Le commissaire à la vie privée du Canada demande aux autorités fédérales de garder une meilleure trace des requêtes informelles faites aux entreprises de télécommunications pour obtenir des données sur leurs abonnés, après avoir constaté une tenue de dossier bâclée à la Gendarmerie royale du Canada (GRC).

Dans son rapport annuel déposé jeudi, le commissaire Daniel Therrien affirme que ces lacunes dans la tenue de dossier de la GRC font en sorte qu'il est incapable de déterminer si des mécanismes de contrôle adéquats sont en place.

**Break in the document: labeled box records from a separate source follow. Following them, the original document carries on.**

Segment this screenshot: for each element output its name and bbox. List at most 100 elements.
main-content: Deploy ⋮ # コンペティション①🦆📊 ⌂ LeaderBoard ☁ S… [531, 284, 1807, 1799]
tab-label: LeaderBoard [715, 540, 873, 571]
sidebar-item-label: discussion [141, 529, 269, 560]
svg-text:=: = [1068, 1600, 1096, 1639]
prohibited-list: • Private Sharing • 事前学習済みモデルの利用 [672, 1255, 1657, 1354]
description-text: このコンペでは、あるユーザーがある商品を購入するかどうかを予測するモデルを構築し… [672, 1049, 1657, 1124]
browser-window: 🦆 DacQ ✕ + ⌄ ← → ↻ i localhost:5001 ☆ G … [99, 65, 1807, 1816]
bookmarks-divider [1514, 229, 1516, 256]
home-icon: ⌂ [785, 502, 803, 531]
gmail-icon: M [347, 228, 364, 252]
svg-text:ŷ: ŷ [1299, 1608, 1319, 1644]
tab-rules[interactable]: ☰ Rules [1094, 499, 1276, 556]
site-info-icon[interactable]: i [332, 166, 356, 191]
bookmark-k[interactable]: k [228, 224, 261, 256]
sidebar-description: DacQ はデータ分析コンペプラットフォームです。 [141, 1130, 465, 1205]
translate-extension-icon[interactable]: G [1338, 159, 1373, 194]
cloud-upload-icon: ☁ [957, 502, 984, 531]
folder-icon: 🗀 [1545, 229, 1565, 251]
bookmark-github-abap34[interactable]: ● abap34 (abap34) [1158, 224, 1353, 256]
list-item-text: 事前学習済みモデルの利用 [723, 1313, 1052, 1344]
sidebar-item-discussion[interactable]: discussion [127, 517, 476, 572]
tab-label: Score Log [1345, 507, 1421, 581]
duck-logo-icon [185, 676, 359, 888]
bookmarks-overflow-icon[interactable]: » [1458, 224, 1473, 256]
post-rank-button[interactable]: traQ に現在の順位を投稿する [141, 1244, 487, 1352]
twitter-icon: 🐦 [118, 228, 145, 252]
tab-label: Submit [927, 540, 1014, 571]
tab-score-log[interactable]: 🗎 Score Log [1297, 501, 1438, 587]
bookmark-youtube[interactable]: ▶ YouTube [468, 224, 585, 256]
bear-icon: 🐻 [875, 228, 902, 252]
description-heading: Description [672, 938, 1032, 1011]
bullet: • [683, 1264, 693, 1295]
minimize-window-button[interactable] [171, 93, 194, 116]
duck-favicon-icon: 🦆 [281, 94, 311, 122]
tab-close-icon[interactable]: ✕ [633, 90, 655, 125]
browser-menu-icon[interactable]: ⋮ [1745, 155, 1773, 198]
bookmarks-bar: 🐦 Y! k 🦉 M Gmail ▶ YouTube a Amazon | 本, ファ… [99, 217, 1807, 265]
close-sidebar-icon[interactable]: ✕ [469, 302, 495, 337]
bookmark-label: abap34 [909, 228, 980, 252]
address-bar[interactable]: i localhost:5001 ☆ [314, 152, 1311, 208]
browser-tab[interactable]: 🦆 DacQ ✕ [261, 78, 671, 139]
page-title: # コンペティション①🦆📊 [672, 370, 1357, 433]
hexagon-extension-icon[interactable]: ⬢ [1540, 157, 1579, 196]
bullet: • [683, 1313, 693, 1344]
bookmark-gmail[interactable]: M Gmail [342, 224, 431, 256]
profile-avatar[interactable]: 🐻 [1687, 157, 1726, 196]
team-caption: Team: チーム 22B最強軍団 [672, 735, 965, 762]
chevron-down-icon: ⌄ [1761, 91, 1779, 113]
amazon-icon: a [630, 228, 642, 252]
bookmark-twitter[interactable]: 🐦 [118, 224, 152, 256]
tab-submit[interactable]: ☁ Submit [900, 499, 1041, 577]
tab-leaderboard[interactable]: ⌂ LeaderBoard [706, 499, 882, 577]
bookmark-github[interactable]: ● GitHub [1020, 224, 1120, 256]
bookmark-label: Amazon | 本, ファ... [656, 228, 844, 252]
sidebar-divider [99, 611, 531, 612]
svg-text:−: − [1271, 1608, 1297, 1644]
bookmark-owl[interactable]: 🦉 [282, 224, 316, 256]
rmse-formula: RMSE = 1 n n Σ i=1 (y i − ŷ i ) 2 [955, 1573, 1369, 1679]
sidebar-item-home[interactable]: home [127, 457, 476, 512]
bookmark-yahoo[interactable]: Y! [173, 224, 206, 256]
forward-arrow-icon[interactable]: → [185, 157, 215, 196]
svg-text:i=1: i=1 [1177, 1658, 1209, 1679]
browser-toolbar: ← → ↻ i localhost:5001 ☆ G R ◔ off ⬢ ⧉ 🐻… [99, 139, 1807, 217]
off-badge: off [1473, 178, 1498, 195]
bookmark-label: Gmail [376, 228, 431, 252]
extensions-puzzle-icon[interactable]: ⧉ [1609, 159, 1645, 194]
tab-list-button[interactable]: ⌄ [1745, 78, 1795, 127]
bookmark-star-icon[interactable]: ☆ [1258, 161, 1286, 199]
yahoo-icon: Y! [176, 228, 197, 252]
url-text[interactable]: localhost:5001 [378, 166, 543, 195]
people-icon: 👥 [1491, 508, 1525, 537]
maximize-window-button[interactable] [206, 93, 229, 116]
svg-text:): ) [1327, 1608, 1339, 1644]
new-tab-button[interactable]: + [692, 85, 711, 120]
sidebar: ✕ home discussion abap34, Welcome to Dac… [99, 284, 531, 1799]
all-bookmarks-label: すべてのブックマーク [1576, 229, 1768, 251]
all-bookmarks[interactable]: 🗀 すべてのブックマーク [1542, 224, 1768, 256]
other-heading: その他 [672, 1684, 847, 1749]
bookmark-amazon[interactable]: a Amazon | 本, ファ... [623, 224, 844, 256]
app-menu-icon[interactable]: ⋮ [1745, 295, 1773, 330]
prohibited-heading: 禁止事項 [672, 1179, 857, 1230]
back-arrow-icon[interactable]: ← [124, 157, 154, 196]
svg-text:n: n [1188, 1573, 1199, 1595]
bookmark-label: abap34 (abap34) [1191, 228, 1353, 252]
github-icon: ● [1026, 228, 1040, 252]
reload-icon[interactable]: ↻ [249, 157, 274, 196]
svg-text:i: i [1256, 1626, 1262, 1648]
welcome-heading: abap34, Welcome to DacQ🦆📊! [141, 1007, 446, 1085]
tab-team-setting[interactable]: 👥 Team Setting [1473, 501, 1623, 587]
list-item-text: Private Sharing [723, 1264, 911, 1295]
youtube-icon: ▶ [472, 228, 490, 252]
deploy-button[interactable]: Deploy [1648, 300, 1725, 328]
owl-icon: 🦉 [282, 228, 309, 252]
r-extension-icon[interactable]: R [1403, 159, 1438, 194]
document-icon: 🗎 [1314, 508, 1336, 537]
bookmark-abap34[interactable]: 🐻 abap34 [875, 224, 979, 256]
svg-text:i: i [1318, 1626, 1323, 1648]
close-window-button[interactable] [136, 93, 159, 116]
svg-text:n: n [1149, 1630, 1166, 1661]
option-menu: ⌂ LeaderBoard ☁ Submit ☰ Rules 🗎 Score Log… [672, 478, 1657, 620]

Il souligne qu'il lui a été impossible de dire à combien de reprises la police fédérale a recueilli des informations sur des abonnés sans avoir un mandat. Par conséquent, son bureau n'a pu juger si ces demandes étaient justifiées.

Des défenseurs de la protection de la vie privée et des libertés civiles ont exprimé des craintes quant à la capacité de la police et des agences de renseignement d'obtenir l'accès à des informations précises sur les activités en ligne du public - particulièrement après les révélations sur la surveillance à grande échelle menée par des agences gouvernementales dans la lutte contre le terrorisme.

Les Canadiens comprennent bien que les organismes d'application de la loi et de sécurité nationale ont des «motifs légitimes» de recueillir des renseignements personnels, a précisé le commissaire. Toutefois, «la transparence est essentielle à l'exercice de la responsabilité et elle aidera à renforcer la confiance, a-t-il poursuivi. Les Canadiens veulent avoir une meilleure idée de la situation, et méritent de savoir comment, quand et pourquoi les institutions fédérales recueillent des renseignements personnels.»

La GRC a accepté de se doter d'un mécanisme pour surveiller les demandes d'accès aux renseignements sur les abonnés présentées sans mandat et en rendre compte.

M. Therrien veut que les autres agences fédérales qui demandent aux entreprises de télécommunications des informations sur leurs clients fassent de même.

De plus, le commissaire souligne le besoin pour tous les ministères et organismes fédéraux de s'assurer que toutes les demandes de renseignements personnels sur les abonnés soient conformes à un récent arrêt de la Cour suprême du Canada.

«La Cour suprême affirme clairement qu'en l'absence de circonstances contraignantes ou d'une loi qui n'a rien d'abusif prévoyant une autorité légitime, les organismes gouvernementaux doivent obtenir une autorisation judiciaire préalable afin d'obtenir des renseignements sur les abonnés correspondant à des activités menées en ligne de façon anonyme», a-t-il énoncé.

Le rapport souligne par ailleurs que les organisations ne devraient pas sous-estimer ce que les métadonnées peuvent révéler à propos d'une personne.

Le commissaire exprime aussi des inquiétudes à l'égard des projets du fédéral visant à partager des données recueillies auprès des Canadiens lorsqu'ils quittent le pays, citant notamment l'entente Par-delà la frontière avec les États-Unis.

Pour la troisième année consécutive, le nombre d'atteintes à la protection des données signalées volontairement au Commissariat par les ministères et les organismes a atteint un niveau record.